For years Google has directed most of its efforts to refining the search platform but these days Alphabet (GOOG, GOOGL) is increasingly focused on discovering new ways to unlock growth. The company is involved in a number of "moonshot" projects, ranging from self-driving cars to smart home technologies, with varying probabilities of success and commercial viability.
One such project, Google Fiber, has been in development for a few years now, and has shaken things up in the cable industry. With Google Fiber, Alphabet is attempting to create an ultra high-speed broadband network capable of taking on the national cable and telecom giants.
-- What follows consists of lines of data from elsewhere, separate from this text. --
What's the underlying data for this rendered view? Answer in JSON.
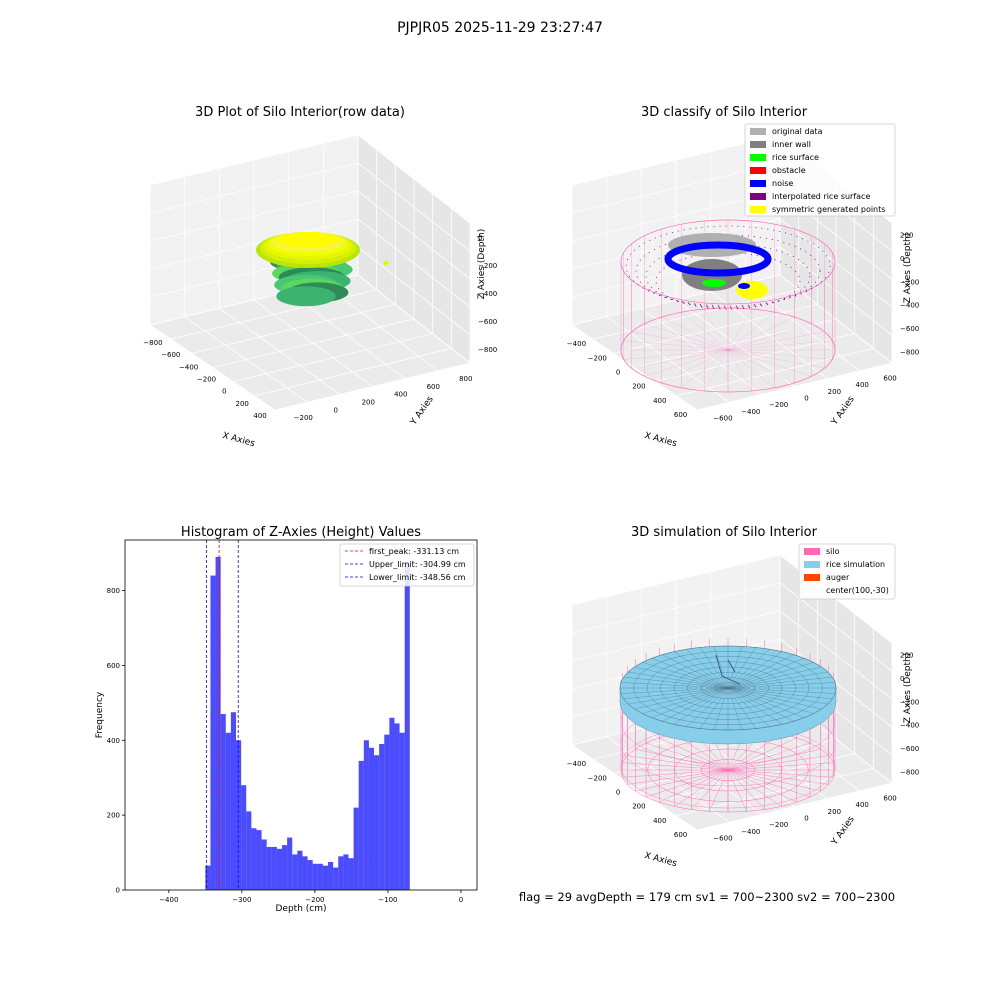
{
  "suptitle": "PJPJR05 2025-11-29 23:27:47",
  "footer": "flag = 29  avgDepth = 179 cm  sv1 = 700~2300  sv2 = 700~2300",
  "colors": {
    "silo": "#ff69b4",
    "rice_simulation": "#87ceeb",
    "auger": "#ff4500",
    "histogram": "#0000ff",
    "first_peak": "#ff0000",
    "limits": "#0000ff"
  },
  "chart_data": [
    {
      "type": "scatter",
      "projection": "3d",
      "title": "3D Plot of Silo Interior(row data)",
      "xlabel": "X Axies",
      "ylabel": "Y Axies",
      "zlabel": "Z Axies (Depth)",
      "x_ticks": [
        "−800",
        "−600",
        "−400",
        "−200",
        "0",
        "200",
        "400"
      ],
      "y_ticks": [
        "−200",
        "0",
        "200",
        "400",
        "600",
        "800"
      ],
      "z_ticks": [
        "0",
        "−200",
        "−400",
        "−600",
        "−800"
      ],
      "colormap": "viridis-like (green to yellow by depth)"
    },
    {
      "type": "scatter",
      "projection": "3d",
      "title": "3D classify of Silo Interior",
      "xlabel": "X Axies",
      "ylabel": "Y Axies",
      "zlabel": "Z Axies (Depth)",
      "x_ticks": [
        "−400",
        "−200",
        "0",
        "200",
        "400",
        "600"
      ],
      "y_ticks": [
        "−600",
        "−400",
        "−200",
        "0",
        "200",
        "400",
        "600"
      ],
      "z_ticks": [
        "200",
        "0",
        "−200",
        "−400",
        "−600",
        "−800"
      ],
      "legend_position": "top-right",
      "legend": [
        {
          "label": "original data",
          "color": "#b0b0b0"
        },
        {
          "label": "inner wall",
          "color": "#808080"
        },
        {
          "label": "rice surface",
          "color": "#00ff00"
        },
        {
          "label": "obstacle",
          "color": "#ff0000"
        },
        {
          "label": "noise",
          "color": "#0000ff"
        },
        {
          "label": "interpolated rice surface",
          "color": "#800080"
        },
        {
          "label": "symmetric generated points",
          "color": "#ffff00"
        }
      ]
    },
    {
      "type": "bar",
      "title": "Histogram of Z-Axies (Height) Values",
      "xlabel": "Depth (cm)",
      "ylabel": "Frequency",
      "xlim": [
        -460,
        22
      ],
      "ylim": [
        0,
        935
      ],
      "x_ticks": [
        -400,
        -300,
        -200,
        -100,
        0
      ],
      "x_tick_labels": [
        "−400",
        "−300",
        "−200",
        "−100",
        "0"
      ],
      "y_ticks": [
        0,
        200,
        400,
        600,
        800
      ],
      "bin_start": -350,
      "bin_width": 7,
      "values": [
        65,
        840,
        890,
        470,
        420,
        475,
        400,
        280,
        210,
        165,
        160,
        135,
        115,
        115,
        110,
        120,
        140,
        95,
        105,
        90,
        80,
        70,
        70,
        65,
        75,
        60,
        90,
        95,
        85,
        220,
        345,
        400,
        380,
        360,
        390,
        415,
        460,
        445,
        420,
        875
      ],
      "lines": [
        {
          "label": "first_peak: -331.13 cm",
          "x": -331.13,
          "color": "#ff0000"
        },
        {
          "label": "Upper_limit: -304.99 cm",
          "x": -304.99,
          "color": "#0000ff"
        },
        {
          "label": "Lower_limit: -348.56 cm",
          "x": -348.56,
          "color": "#0000ff"
        }
      ],
      "legend_position": "top-right"
    },
    {
      "type": "surface",
      "projection": "3d",
      "title": "3D simulation of Silo Interior",
      "xlabel": "X Axies",
      "ylabel": "Y Axies",
      "zlabel": "Z Axies (Depth)",
      "x_ticks": [
        "−400",
        "−200",
        "0",
        "200",
        "400",
        "600"
      ],
      "y_ticks": [
        "−600",
        "−400",
        "−200",
        "0",
        "200",
        "400",
        "600"
      ],
      "z_ticks": [
        "200",
        "0",
        "−200",
        "−400",
        "−600",
        "−800"
      ],
      "legend_position": "top-right",
      "legend": [
        {
          "label": "silo",
          "color": "#ff69b4"
        },
        {
          "label": "rice simulation",
          "color": "#87ceeb"
        },
        {
          "label": "auger",
          "color": "#ff4500"
        },
        {
          "label": "center(100,-30)",
          "color": ""
        }
      ]
    }
  ]
}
Alphabet just announced a deal to acquire Webpass, a provider of wireless high speed Internet, to bolster its Fiber business. There is still a lot of debate regarding Alphabet's true intentions for building Fiber, but we view the Webpass acquisition as evidence that Google is in broadband for the long-haul.
Fiber delivers broadband Internet and television at a connection speed of 1,000 megabits, allowing for quicker download times, less buffering, and higher streaming quality. It offers over 150 channels and thousands of movies and shows on demand. While it is currently available in only five US cities where infrastructure costs are relatively low, Google plans to expand into twenty in the near future.
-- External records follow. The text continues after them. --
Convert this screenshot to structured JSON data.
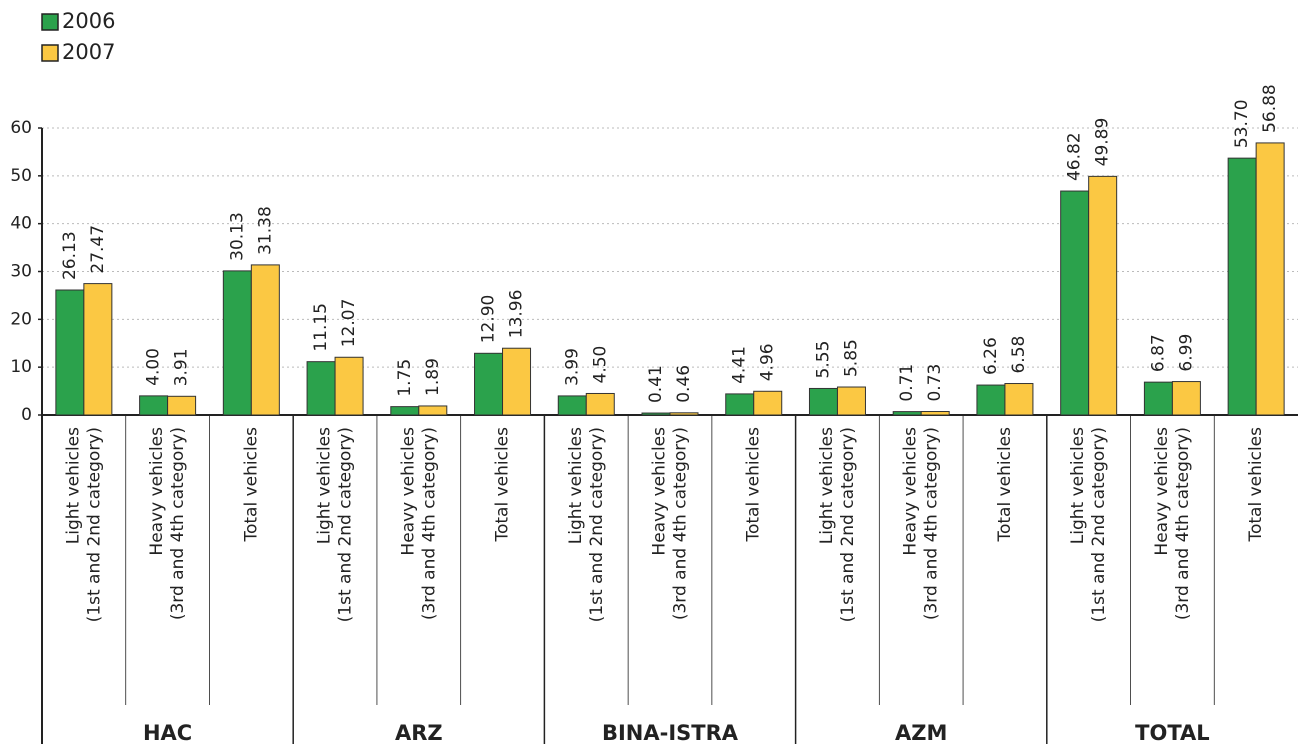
{
  "chart_data": {
    "type": "bar",
    "groups": [
      "HAC",
      "ARZ",
      "BINA-ISTRA",
      "AZM",
      "TOTAL"
    ],
    "categories": [
      [
        "Light vehicles",
        "(1st and 2nd category)"
      ],
      [
        "Heavy vehicles",
        "(3rd and 4th category)"
      ],
      [
        "Total vehicles"
      ],
      [
        "Light vehicles",
        "(1st and 2nd category)"
      ],
      [
        "Heavy vehicles",
        "(3rd and 4th category)"
      ],
      [
        "Total vehicles"
      ],
      [
        "Light vehicles",
        "(1st and 2nd category)"
      ],
      [
        "Heavy vehicles",
        "(3rd and 4th category)"
      ],
      [
        "Total vehicles"
      ],
      [
        "Light vehicles",
        "(1st and 2nd category)"
      ],
      [
        "Heavy vehicles",
        "(3rd and 4th category)"
      ],
      [
        "Total vehicles"
      ],
      [
        "Light vehicles",
        "(1st and 2nd category)"
      ],
      [
        "Heavy vehicles",
        "(3rd and 4th category)"
      ],
      [
        "Total vehicles"
      ]
    ],
    "series": [
      {
        "name": "2006",
        "color": "#2ba24c",
        "values": [
          26.13,
          4.0,
          30.13,
          11.15,
          1.75,
          12.9,
          3.99,
          0.41,
          4.41,
          5.55,
          0.71,
          6.26,
          46.82,
          6.87,
          53.7
        ],
        "value_labels": [
          "26.13",
          "4.00",
          "30.13",
          "11.15",
          "1.75",
          "12.90",
          "3.99",
          "0.41",
          "4.41",
          "5.55",
          "0.71",
          "6.26",
          "46.82",
          "6.87",
          "53.70"
        ]
      },
      {
        "name": "2007",
        "color": "#fbc843",
        "values": [
          27.47,
          3.91,
          31.38,
          12.07,
          1.89,
          13.96,
          4.5,
          0.46,
          4.96,
          5.85,
          0.73,
          6.58,
          49.89,
          6.99,
          56.88
        ],
        "value_labels": [
          "27.47",
          "3.91",
          "31.38",
          "12.07",
          "1.89",
          "13.96",
          "4.50",
          "0.46",
          "4.96",
          "5.85",
          "0.73",
          "6.58",
          "49.89",
          "6.99",
          "56.88"
        ]
      }
    ],
    "ylim": [
      0,
      60
    ],
    "yticks": [
      0,
      10,
      20,
      30,
      40,
      50,
      60
    ],
    "grid": true
  }
}
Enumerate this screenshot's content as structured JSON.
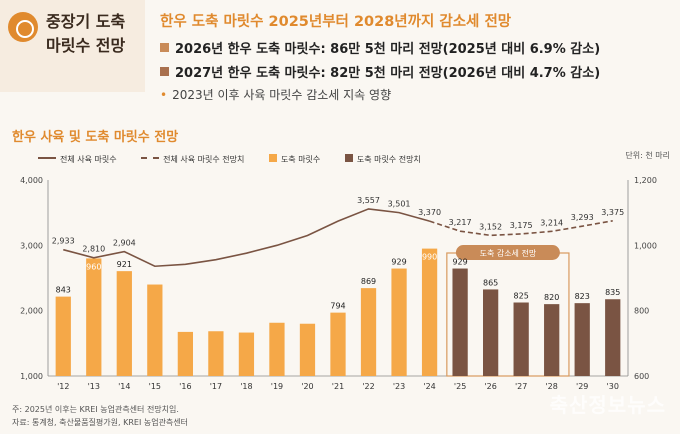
{
  "header": {
    "box_title_line1": "중장기 도축",
    "box_title_line2": "마릿수 전망",
    "main_title": "한우 도축 마릿수 2025년부터 2028년까지 감소세 전망",
    "bullet1": "2026년 한우 도축 마릿수: 86만 5천 마리 전망(2025년 대비 6.9% 감소)",
    "bullet2": "2027년 한우 도축 마릿수: 82만 5천 마리 전망(2026년 대비 4.7% 감소)",
    "sub_bullet": "2023년 이후 사육 마릿수 감소세 지속 영향"
  },
  "chart_title": "한우 사육 및 도축 마릿수 전망",
  "unit": "단위: 천 마리",
  "legend": {
    "line_actual": "전체 사육 마릿수",
    "line_forecast": "전체 사육 마릿수 전망치",
    "bar_actual": "도축 마릿수",
    "bar_forecast": "도축 마릿수 전망치"
  },
  "annotation_box": "도축 감소세 전망",
  "footnote1": "주: 2025년 이후는 KREI 농업관측센터 전망치임.",
  "footnote2": "자료: 통계청, 축산물품질평가원, KREI 농업관측센터",
  "watermark": "축산정보뉴스",
  "colors": {
    "accent": "#e08a2e",
    "bar_actual": "#f5a848",
    "bar_forecast": "#7a5443",
    "line": "#7a5443"
  },
  "chart_data": {
    "type": "bar",
    "categories": [
      "'12",
      "'13",
      "'14",
      "'15",
      "'16",
      "'17",
      "'18",
      "'19",
      "'20",
      "'21",
      "'22",
      "'23",
      "'24",
      "'25",
      "'26",
      "'27",
      "'28",
      "'29",
      "'30"
    ],
    "series": [
      {
        "name": "도축 마릿수",
        "axis": "right",
        "values": [
          843,
          960,
          921,
          880,
          735,
          737,
          733,
          763,
          760,
          794,
          869,
          929,
          990,
          null,
          null,
          null,
          null,
          null,
          null
        ]
      },
      {
        "name": "도축 마릿수 전망치",
        "axis": "right",
        "values": [
          null,
          null,
          null,
          null,
          null,
          null,
          null,
          null,
          null,
          null,
          null,
          null,
          null,
          929,
          865,
          825,
          820,
          823,
          835
        ]
      },
      {
        "name": "전체 사육 마릿수",
        "axis": "left",
        "type": "line",
        "values": [
          2933,
          2810,
          2904,
          2680,
          2710,
          2780,
          2880,
          3000,
          3150,
          3370,
          3557,
          3501,
          3370,
          null,
          null,
          null,
          null,
          null,
          null
        ]
      },
      {
        "name": "전체 사육 마릿수 전망치",
        "axis": "left",
        "type": "line",
        "dashed": true,
        "values": [
          null,
          null,
          null,
          null,
          null,
          null,
          null,
          null,
          null,
          null,
          null,
          null,
          3370,
          3217,
          3152,
          3175,
          3214,
          3293,
          3375
        ]
      }
    ],
    "bar_labels": [
      "843",
      "960",
      "921",
      "",
      "",
      "",
      "",
      "",
      "",
      "794",
      "869",
      "929",
      "990",
      "929",
      "865",
      "825",
      "820",
      "823",
      "835"
    ],
    "line_labels": [
      "2,933",
      "2,810",
      "2,904",
      "",
      "",
      "",
      "",
      "",
      "",
      "",
      "3,557",
      "3,501",
      "3,370",
      "3,217",
      "3,152",
      "3,175",
      "3,214",
      "3,293",
      "3,375"
    ],
    "left_axis": {
      "ylim": [
        1000,
        4000
      ],
      "ticks": [
        "1,000",
        "2,000",
        "3,000",
        "4,000"
      ]
    },
    "right_axis": {
      "ylim": [
        600,
        1200
      ],
      "ticks": [
        "600",
        "800",
        "1,000",
        "1,200"
      ]
    }
  }
}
Numerous analysts and commentators have questioned Alphabet's true motivations for creating Fiber. Many believe that Alphabet, frustrated with the lack of innovation occurring in the broadband oligopoly, chose to develop Fiber to force the larger players to improve their services. This in turn, would translate into faster Internet searches on Google, greater engagement on digital video platforms such as Alphabet's YouTube, and attract advertising dollars.
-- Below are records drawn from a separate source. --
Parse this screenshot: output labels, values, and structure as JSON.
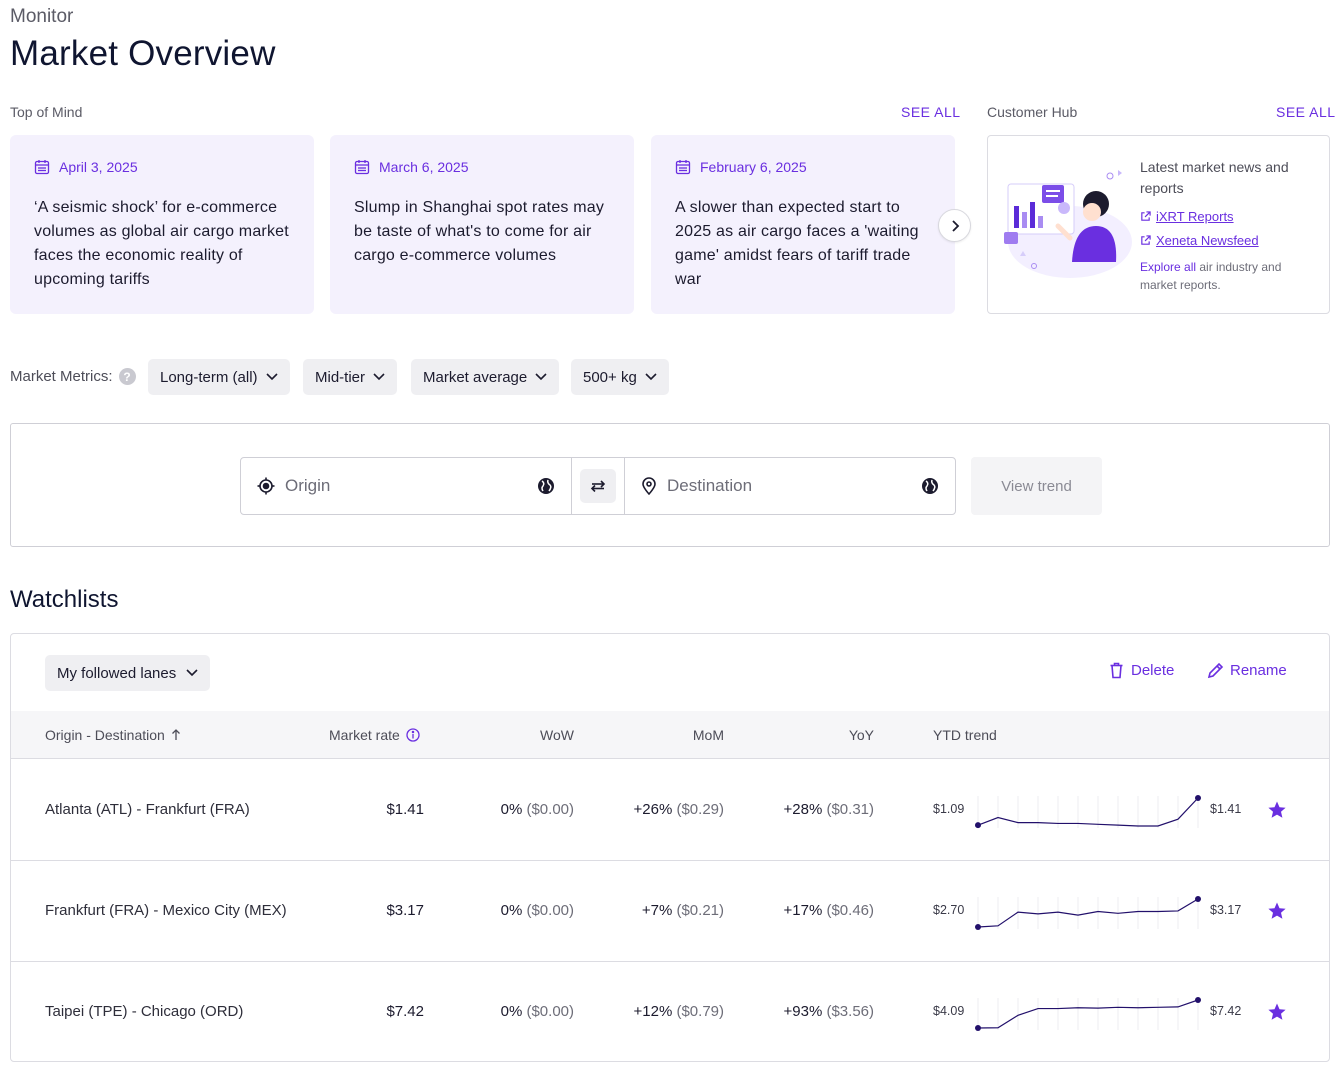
{
  "breadcrumb": "Monitor",
  "title": "Market Overview",
  "top_of_mind": {
    "label": "Top of Mind",
    "see_all": "SEE ALL",
    "cards": [
      {
        "date": "April 3, 2025",
        "text": "‘A seismic shock’ for e-commerce volumes as global air cargo market faces the economic reality of upcoming tariffs"
      },
      {
        "date": "March 6, 2025",
        "text": "Slump in Shanghai spot rates may be taste of what's to come for air cargo e-commerce volumes"
      },
      {
        "date": "February 6, 2025",
        "text": "A slower than expected start to 2025 as air cargo faces a 'waiting game' amidst fears of tariff trade war"
      }
    ]
  },
  "customer_hub": {
    "label": "Customer Hub",
    "see_all": "SEE ALL",
    "heading": "Latest market news and reports",
    "links": [
      "iXRT Reports",
      "Xeneta Newsfeed"
    ],
    "explore_link": "Explore all",
    "explore_rest": " air industry and market reports."
  },
  "metrics": {
    "label": "Market Metrics:",
    "help": "?",
    "filters": [
      "Long-term (all)",
      "Mid-tier",
      "Market average",
      "500+ kg"
    ]
  },
  "search": {
    "origin_placeholder": "Origin",
    "destination_placeholder": "Destination",
    "view_trend": "View trend"
  },
  "watchlists": {
    "title": "Watchlists",
    "selected_list": "My followed lanes",
    "delete_label": "Delete",
    "rename_label": "Rename",
    "columns": [
      "Origin - Destination",
      "Market rate",
      "WoW",
      "MoM",
      "YoY",
      "YTD trend"
    ],
    "rows": [
      {
        "lane": "Atlanta (ATL) - Frankfurt (FRA)",
        "rate": "$1.41",
        "wow": "0%",
        "wow_abs": "($0.00)",
        "mom": "+26%",
        "mom_abs": "($0.29)",
        "yoy": "+28%",
        "yoy_abs": "($0.31)",
        "trend_start": "$1.09",
        "trend_end": "$1.41",
        "trend": [
          1.09,
          1.18,
          1.12,
          1.12,
          1.11,
          1.11,
          1.1,
          1.09,
          1.08,
          1.08,
          1.16,
          1.41
        ]
      },
      {
        "lane": "Frankfurt (FRA) - Mexico City (MEX)",
        "rate": "$3.17",
        "wow": "0%",
        "wow_abs": "($0.00)",
        "mom": "+7%",
        "mom_abs": "($0.21)",
        "yoy": "+17%",
        "yoy_abs": "($0.46)",
        "trend_start": "$2.70",
        "trend_end": "$3.17",
        "trend": [
          2.7,
          2.72,
          2.95,
          2.92,
          2.95,
          2.9,
          2.96,
          2.93,
          2.96,
          2.96,
          2.97,
          3.17
        ]
      },
      {
        "lane": "Taipei (TPE) - Chicago (ORD)",
        "rate": "$7.42",
        "wow": "0%",
        "wow_abs": "($0.00)",
        "mom": "+12%",
        "mom_abs": "($0.79)",
        "yoy": "+93%",
        "yoy_abs": "($3.56)",
        "trend_start": "$4.09",
        "trend_end": "$7.42",
        "trend": [
          4.09,
          4.12,
          5.6,
          6.4,
          6.4,
          6.5,
          6.45,
          6.55,
          6.5,
          6.55,
          6.6,
          7.42
        ]
      }
    ]
  },
  "colors": {
    "accent": "#6a2fe0",
    "trend_line": "#22106b",
    "card_bg": "#f4f1fd"
  }
}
Analysts of this camp postulate that the competitive advantages of existing players would make it too difficult for Google to mount a serious challenge. In the worst-case scenario, Google would exit the industry, having achieved its goal of speeding up nationwide broadband networks.
Fiber has indeed disrupted the industry. It sold broadband to roughly 30% of the homes it had hooked up for service, and raked in $100 million last year. The likes of Verizon, AT&T, Comcast, and others have responded by introducing their own ultra-speed services.
Many would consider this "mission accomplished" for Google, but we believe the incentives are big enough for Google to stay in broadband for the long haul. There will always be demand for faster Internet, particularly as consumers shift away from television to digital media. And, broadband is one of those industries where outsiders with enough financial clout and technological expertise can break in and create new demand through innovation. Google has the potential to indirectly boost ad revenues on its own terms by speeding up Internet connectivity. Of course, there is still a lot of uncertainty surrounding Fiber's long-term prospects. Large entrenched competitors who operate at efficient scale can make it difficult for newcomers to reach critical mass, and price is an important factor for broadband customers. Fiber's lack of infrastructure does put it at a disadvantage, but the acquisition of Webpass, who offers wireless services, suggests Google is on track to alter this competitive dynamic.
According to Mark Bergen of recode.net, wireless would allow Google to "deliver broadband without having to build out or buy fiber networks… so its network can swell much more, much faster." Through wireless, Fiber could overcome the challenges posed by a lack of scale and compete more effectively.
Google Fiber is still a "moonshot" project whose long-term viability is far from a guarantee. But early signs indicate the potential for staying power, and the acquisition of Webpass suggests Google believes it can mount a sustainable challenge.